I’ve been ignoring it up to this point because the test suite still passes and it hasn’t caused any development or deployment bottlenecks, but I’d like to figure out why it’s happening and what I might be able to do to stop it.
Version details, in case it matters:
Postgres v10.19 via the postgres:10-alpine Docker image
Is there a particular strategy I can use to keep the test process alive until the Repo call completes? I’m not doing anything particularly unusual in any tests, though I think some of my on_exit teardown code might involve some database cleanup. When testing code that relies on DB triggers, I have to run the tests unsandboxed or the triggers won’t fire. So those particular tests get cleaned up manually.
Still haven’t figured it out. Other priorities have prevented me from spending much time on it. I don’t think it’s a Task. It might be a GenServer that gets started by the test setup, but I do have code to stop it in the on_exit. So for now I’m still stumped.
Just to chime in with we seem to have the exact same intermittent errors.
We discovered they were MUCH worse when running the Elixir process locally but the database in docker on M1 Macs. Working theory being that it’s because the network connection on docker for Mac is quite slow.
The error also happens a lot more along with lots of intermittent failures when running in Github CI which are fairly resource constrained instances.

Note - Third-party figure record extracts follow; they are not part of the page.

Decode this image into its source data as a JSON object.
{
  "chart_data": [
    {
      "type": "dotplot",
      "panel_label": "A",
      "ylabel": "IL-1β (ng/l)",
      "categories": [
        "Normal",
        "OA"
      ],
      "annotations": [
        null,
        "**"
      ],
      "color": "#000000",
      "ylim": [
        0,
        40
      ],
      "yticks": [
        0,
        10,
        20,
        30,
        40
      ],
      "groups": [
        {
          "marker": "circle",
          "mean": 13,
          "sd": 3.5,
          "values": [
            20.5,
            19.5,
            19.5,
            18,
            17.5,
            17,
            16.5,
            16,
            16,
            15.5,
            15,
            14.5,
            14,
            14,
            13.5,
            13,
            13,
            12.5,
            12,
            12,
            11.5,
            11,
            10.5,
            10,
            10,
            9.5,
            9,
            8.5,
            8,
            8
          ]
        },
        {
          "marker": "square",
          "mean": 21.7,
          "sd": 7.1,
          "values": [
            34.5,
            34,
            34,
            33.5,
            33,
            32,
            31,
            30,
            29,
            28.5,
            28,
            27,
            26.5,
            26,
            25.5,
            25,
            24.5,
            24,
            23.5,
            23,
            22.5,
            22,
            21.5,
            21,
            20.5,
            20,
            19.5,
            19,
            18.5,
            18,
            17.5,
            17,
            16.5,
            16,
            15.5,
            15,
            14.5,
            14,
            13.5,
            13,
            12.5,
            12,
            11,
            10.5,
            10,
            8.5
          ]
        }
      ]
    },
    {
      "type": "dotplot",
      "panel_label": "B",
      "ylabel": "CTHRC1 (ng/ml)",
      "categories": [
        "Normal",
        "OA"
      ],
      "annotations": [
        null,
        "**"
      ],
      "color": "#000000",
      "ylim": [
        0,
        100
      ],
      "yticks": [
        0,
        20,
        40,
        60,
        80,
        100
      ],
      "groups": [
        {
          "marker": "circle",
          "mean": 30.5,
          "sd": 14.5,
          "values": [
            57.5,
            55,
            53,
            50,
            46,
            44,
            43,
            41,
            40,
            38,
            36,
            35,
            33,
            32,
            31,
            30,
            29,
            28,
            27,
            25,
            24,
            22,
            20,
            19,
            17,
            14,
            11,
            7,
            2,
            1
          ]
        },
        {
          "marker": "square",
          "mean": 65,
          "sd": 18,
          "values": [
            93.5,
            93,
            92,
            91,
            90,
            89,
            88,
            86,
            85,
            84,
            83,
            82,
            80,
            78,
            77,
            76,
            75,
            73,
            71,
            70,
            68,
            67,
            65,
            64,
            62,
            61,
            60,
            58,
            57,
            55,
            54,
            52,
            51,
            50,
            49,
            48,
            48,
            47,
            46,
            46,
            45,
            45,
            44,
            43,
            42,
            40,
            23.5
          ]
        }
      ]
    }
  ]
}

So wondering if it’s something to do with running lots of DB intensive stuff with some form of resource bottleneck. E.g. on Github actions there’s only 2 cores available for DB and parallel tests combined.
Thanks for that info, @danturner. It turns out that all the tests exhibiting this behavior had one thing in common – they all started a GenServer (using start_supervised!) that was running a periodic query in the background. I added an on_exit handler to tell the GenServer to stop its polling behavior before the test continues with its teardown, and everything’s a-ok now. Thanks for the pointer!